Gorzko-słodkie pożegnanie
Nie udało się ekipie z Hecznarowic uratować statusu drużyny ligi okręgowej. Wyjazdowe starcie z Krupińskim Suszec istotnego znaczenia w tym względzie nie odegrało.
– Przystępując do spotkania wiedzieliśmy już, że spadamy z ligi. Rozpoczęliśmy więc trochę zmienionym ustawieniem, które jednak nie za bardzo zdawało egzamin – opisuje Tomasz Sala, szkoleniowiec Sokoła, który w 11. minucie stracił gola numer 1. Jakby tego było mało, mimo zauważalnej poprawy w grze, również w 33. minucie Sławomir Tlałka skapitulował.

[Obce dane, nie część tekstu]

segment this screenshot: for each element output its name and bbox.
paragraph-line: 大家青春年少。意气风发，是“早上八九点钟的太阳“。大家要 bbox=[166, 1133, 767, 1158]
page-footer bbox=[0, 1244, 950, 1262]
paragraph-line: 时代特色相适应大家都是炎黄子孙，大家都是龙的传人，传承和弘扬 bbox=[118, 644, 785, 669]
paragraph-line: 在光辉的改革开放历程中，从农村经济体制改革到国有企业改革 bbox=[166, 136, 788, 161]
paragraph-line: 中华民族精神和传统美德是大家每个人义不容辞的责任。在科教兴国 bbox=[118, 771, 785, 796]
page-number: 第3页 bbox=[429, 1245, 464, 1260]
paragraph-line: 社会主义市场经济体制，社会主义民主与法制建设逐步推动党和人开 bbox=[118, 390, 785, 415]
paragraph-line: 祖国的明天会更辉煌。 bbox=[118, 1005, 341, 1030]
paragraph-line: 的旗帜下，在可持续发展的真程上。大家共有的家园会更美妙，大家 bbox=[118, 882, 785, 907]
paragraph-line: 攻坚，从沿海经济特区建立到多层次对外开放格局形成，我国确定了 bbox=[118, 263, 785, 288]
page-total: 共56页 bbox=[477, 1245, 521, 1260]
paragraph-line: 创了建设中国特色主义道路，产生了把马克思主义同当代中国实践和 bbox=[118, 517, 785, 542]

Przeprowadzone korekty taktyczne przyniosły wreszcie pożytek w 35. minucie. Po szybko wykonanym aucie piłka dotarła do Mateusza Markiela, który ładnym wolejem po koźle od słupka dał swojej drużynie gola kontaktowego. Sokół mógł zdobyć jeszcze gola po strzale z dystansu Patryka Walczyka, ale doświadczony golkiper Krupińskiego Andrzej Skrocki stanął na wysokości zadania.
Co się jednak odwlecze... „Za ciosem” goście podążyli w 54. minucie. Przechwyt w środku boiska zaliczył Michał Mynarski, prostopadłym podaniem „uruchomił” Dominika Natanka, który doprowadził do remisu. Ostatnie słowo należało do zawodników z Suszca, którzy przeprowadzili w 68. minucie kolejną szarżę lewym skrzydłem, a finalizacji – spinając mecz indywidualnymi bramkowymi klamrami – dokonał Michał Adamczyk. Przynajmniej remis nie był zarazem poza zasięgiem Sokoła. Dobrą okazję miał Natanek, efektowne „nożyce” z paradą bramkarską wykonał Bogdan Swarzyński, ale to nie wystarczyło, by gospodarzom odebrać punkty.
– Celu utrzymania nie udało się nam zrealizować. Te 3 ostatnie mecze musieliśmy zgodnie wygrać, aby pozostać w „okręgówce”. Z drugiej strony, oceniając rundę wiosenną, to prezentowaliśmy się w większości spotkań dobrze i nie jest to żaden wstydliwy spadek „z hukiem” – komentuje Sala.